段婷婷明白劉千舟這話里的意思,也就是說,以前在學校的時候,她們倆跟王毓文交情就一般般。
所以今天,就跟普通朋友一樣就好了,沒必要多親熱。
本來關系就沒好過,也不用特地怎么著。一年半載跟王毓文見一面,那就夠了。
兩人進了包間,電影已經開始了,聲音調得比較小,屋里的燈也都沒關,照得夠亮。
“買了這些,你看看夠吃不。”段婷婷把東西全往床上堆。
劉千舟脫了鞋上床,坐在最邊上,靠著床頭。
王毓文看了眼,就這么點?
“夠了夠了,吃完了再買吧。”王毓文道。
段婷婷說:“我們倆還在哺乳期,所以不能吃這些亂七八糟的東西,這些都是你一個人的。”

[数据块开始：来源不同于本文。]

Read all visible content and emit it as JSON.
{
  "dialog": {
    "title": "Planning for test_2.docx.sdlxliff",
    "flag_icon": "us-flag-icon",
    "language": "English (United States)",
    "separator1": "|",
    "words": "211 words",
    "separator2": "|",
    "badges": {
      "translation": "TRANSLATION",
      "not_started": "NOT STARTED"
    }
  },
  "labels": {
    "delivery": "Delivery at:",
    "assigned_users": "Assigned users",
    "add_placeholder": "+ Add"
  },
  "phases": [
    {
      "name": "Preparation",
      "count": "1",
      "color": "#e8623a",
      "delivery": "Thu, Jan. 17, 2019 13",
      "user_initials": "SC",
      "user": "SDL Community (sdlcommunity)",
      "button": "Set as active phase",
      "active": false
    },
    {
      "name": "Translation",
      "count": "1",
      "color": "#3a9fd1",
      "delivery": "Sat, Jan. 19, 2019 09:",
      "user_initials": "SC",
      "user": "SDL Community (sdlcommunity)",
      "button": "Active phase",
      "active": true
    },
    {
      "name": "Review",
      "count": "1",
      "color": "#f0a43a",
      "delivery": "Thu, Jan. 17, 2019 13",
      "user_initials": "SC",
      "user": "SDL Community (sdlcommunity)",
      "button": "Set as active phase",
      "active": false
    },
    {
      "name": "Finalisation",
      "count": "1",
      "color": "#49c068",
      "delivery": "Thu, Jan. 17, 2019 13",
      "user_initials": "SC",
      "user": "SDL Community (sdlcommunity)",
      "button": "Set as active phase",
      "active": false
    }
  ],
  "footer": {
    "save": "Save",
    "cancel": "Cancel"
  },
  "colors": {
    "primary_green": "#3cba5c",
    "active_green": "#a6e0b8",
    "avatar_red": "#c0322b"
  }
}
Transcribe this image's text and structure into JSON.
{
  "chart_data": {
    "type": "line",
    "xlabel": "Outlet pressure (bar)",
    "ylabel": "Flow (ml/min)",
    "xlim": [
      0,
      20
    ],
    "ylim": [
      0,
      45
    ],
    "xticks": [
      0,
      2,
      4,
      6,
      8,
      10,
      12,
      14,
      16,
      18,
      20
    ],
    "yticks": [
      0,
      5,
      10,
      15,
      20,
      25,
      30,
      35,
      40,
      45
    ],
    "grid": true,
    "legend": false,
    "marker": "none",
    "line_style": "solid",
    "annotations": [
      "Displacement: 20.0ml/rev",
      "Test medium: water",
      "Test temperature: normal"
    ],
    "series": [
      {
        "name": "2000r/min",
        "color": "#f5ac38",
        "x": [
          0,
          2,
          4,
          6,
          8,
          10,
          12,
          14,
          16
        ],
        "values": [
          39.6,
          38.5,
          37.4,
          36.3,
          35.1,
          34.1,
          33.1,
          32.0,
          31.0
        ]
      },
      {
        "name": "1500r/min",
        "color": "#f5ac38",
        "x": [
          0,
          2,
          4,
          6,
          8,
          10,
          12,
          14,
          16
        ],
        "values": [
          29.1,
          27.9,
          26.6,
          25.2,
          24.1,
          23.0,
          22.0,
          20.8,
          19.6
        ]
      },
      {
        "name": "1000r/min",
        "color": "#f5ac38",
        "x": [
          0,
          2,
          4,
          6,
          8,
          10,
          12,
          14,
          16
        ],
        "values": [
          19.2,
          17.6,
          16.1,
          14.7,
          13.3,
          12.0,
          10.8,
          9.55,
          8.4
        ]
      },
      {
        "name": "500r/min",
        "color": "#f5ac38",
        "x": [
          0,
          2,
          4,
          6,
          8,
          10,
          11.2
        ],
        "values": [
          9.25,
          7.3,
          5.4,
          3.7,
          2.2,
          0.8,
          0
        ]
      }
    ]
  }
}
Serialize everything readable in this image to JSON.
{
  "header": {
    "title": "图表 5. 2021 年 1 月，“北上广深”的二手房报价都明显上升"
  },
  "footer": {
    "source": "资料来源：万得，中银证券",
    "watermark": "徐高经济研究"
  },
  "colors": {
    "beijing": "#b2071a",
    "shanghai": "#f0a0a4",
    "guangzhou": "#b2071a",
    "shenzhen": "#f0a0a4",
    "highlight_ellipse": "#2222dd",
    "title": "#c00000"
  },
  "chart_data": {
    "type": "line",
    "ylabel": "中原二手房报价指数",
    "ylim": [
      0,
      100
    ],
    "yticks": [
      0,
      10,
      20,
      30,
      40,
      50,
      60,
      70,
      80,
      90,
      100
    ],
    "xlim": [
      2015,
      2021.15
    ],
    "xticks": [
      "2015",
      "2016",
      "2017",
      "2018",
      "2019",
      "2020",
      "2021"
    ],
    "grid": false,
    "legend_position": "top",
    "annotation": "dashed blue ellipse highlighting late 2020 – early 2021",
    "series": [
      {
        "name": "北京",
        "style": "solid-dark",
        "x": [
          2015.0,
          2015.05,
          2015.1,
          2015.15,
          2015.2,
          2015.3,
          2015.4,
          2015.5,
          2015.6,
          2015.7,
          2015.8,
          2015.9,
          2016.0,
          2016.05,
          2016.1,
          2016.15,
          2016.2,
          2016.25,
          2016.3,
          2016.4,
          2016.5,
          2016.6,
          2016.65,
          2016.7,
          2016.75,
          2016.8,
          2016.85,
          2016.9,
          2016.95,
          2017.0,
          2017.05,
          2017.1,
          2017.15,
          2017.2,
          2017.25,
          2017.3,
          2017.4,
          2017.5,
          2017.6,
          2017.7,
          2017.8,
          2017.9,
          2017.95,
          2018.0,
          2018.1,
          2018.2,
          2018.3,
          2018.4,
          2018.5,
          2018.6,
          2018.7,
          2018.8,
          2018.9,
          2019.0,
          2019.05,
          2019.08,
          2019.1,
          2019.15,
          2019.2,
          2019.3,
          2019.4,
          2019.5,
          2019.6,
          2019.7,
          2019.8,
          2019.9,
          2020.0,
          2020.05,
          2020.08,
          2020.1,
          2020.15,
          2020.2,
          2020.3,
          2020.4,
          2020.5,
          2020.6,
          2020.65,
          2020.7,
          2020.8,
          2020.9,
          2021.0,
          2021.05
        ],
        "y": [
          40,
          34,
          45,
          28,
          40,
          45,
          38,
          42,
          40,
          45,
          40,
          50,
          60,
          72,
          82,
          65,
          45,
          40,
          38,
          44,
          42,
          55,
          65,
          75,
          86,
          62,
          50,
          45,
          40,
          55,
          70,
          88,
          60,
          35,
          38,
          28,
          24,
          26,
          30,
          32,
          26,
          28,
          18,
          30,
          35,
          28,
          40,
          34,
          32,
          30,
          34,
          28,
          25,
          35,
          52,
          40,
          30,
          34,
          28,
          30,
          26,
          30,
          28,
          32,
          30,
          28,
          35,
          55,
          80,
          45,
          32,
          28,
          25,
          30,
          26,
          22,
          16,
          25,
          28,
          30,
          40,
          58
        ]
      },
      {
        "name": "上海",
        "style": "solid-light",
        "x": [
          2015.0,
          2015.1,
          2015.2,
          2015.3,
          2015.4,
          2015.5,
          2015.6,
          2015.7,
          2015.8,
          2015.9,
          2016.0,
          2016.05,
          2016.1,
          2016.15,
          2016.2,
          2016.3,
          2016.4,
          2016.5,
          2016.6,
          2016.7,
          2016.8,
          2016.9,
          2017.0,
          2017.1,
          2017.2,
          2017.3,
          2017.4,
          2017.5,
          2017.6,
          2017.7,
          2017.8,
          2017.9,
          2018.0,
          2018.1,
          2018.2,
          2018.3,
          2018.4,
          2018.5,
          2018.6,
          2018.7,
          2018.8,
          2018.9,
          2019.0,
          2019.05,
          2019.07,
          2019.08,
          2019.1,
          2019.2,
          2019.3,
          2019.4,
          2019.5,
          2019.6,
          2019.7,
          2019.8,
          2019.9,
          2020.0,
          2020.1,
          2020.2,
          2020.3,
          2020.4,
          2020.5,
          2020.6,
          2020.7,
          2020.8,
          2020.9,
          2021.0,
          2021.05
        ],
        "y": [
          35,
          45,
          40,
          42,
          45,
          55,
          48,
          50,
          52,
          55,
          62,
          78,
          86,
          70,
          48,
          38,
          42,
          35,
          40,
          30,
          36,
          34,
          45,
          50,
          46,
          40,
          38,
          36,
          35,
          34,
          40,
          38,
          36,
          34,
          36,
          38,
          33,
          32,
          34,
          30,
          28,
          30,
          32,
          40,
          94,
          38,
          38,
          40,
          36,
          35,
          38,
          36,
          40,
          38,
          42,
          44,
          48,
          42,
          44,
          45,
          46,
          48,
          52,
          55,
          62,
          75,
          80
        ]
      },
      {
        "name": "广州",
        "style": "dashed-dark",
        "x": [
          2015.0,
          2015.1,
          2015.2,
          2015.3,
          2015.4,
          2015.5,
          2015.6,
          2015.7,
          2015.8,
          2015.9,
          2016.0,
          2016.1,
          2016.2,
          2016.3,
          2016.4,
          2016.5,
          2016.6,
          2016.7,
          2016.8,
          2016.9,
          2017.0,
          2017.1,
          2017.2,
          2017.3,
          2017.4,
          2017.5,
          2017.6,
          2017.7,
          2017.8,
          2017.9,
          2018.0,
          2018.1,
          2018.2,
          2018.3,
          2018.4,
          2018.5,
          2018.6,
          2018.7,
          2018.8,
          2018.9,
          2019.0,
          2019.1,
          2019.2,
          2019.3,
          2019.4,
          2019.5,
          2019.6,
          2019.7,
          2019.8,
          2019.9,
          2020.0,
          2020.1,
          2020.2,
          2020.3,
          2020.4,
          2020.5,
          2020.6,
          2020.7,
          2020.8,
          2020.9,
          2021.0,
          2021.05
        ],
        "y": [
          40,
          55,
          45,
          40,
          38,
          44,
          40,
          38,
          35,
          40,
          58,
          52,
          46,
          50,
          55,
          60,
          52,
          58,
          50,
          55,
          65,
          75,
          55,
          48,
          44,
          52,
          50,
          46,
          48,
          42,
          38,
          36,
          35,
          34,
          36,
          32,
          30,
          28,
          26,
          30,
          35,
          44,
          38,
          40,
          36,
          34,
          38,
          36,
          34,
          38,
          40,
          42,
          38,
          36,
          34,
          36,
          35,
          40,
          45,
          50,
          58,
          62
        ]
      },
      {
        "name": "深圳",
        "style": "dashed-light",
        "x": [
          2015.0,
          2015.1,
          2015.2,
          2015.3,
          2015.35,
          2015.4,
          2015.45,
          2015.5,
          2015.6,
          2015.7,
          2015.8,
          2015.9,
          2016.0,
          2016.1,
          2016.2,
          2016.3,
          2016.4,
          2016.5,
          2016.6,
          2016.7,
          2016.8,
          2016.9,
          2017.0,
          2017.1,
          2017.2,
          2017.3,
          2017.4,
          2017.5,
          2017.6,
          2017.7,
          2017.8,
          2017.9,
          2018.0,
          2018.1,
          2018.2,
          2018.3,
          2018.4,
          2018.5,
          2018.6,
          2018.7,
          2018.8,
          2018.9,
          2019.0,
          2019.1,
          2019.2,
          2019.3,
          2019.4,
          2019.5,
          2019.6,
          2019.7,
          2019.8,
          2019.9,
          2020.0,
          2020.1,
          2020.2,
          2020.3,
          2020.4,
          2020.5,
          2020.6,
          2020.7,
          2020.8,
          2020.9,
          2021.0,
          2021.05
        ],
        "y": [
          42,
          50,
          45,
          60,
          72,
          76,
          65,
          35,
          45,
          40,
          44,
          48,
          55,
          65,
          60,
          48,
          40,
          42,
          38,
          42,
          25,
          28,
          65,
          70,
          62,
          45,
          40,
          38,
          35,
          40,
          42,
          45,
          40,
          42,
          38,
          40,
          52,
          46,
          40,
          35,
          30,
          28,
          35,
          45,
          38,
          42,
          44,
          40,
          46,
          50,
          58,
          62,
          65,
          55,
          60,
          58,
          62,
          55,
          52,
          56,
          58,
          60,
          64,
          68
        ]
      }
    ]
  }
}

王毓文聞言一愣:“我一個人吃啊?那我怎么吃得完?哎呦,早知道你們都不能吃,那就不用再去買了呀。我還買了些鴨脖、鴨舌之類的。”
“可好,你自己吃吧。”段婷婷道。
“你們剛在外面說什么呀?”王毓文問。
段婷婷微微抬眼,不過也沒有心虛,她笑了下說:“還不就是家長里短了?問問孩子的事兒。對了,你們家兒子得上幼兒園了吧?”
“上啊,上一年了。”王毓文說。
段婷婷問:“你兒子都已經上幼兒園了,你還沒準備上班?”
“家里都忙不開,哪有時間去上班?再說,上班才幾個錢啊?有跟沒有也沒差。”王毓文道。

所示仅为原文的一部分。